Measuring urban sprawl patterns: a large scale automated graph and LISA approach

D5.1 Measuring urban sprawl patterns: a large scale automated graph and
LISA approach : Software and technical report

› Authors: Caruso Geoffrey; Hilal Mohamed; Thomas Isabelle
› Nature: Prototype
› Dissemination: Program participants
› Due date: Month 12 (September 2014)
› Submission: Delivered
› Download: –

Executive summary |

We propose an innovative method that combines graph theory and local spatial autocorrelation analysis in order to identify urban patterns within a large urban and periurban region.

Objectives:
A new method is proposed for characterising urban patterns and sprawl at the scale of a large urban region.
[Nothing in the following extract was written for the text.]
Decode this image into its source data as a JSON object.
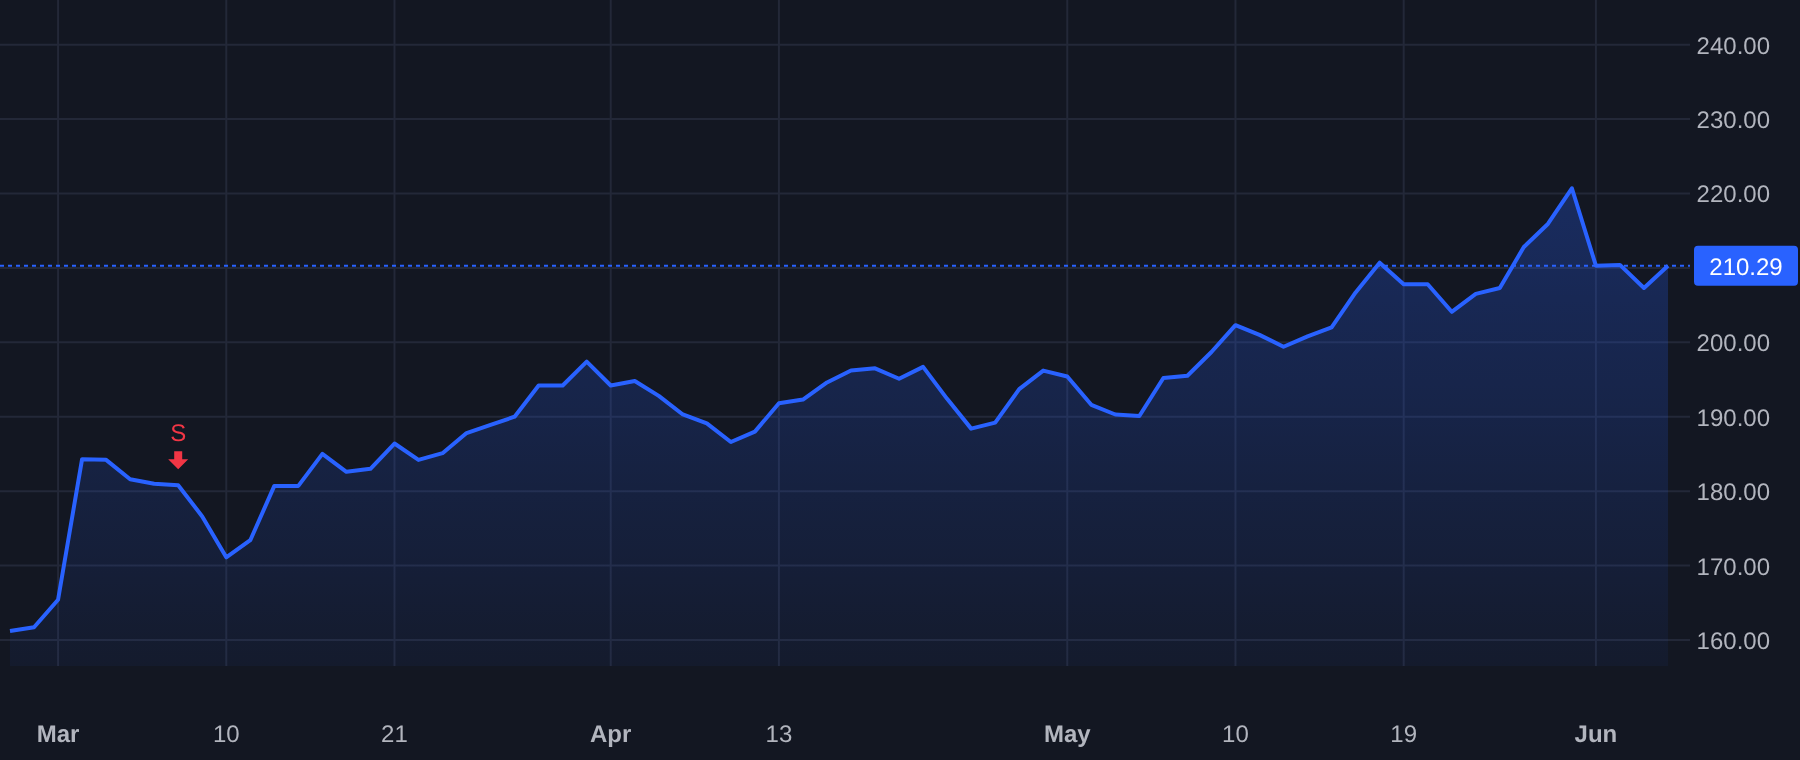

The approach overcomes the difficulties of surface-based representations of builtup morphologies, hence providing a better way to account for the social value and ecological impacts of the very proximity of built and non-built land.

Methods:
The strength of the approach resides in the direct use of the coordinates of each building in a region, a very parsimonious input of external parameters, and a local spatial statistical perspective. The method consists in, first, constructing and clumping the minimum spanning tree that links each building to its neighbours in order to obtain connected urban and suburban graph subsets, and second, measuring a local spatial association index (LISA) on inter-building distances in order to characterise ‘morphotypes’, which differentiate heterogeneous settlements from homogeneous clusters of either high density (compact nuclei) or low density (sprawl).

Main research findings:
We contribute here an original method that is arguably more parsimonious in the type of data used and less case-study dependent than land-use and census based approaches. Only the coordinates of buildings are used as the primary data source here. We rely on a graph approach and local Moran’s I to derive homogenous subset of local morphologies based on inter-building distances. We use very few exogenous parametric decisions, and the ‘morphotypes’ so derived do not rely on any pre-specified spatial units.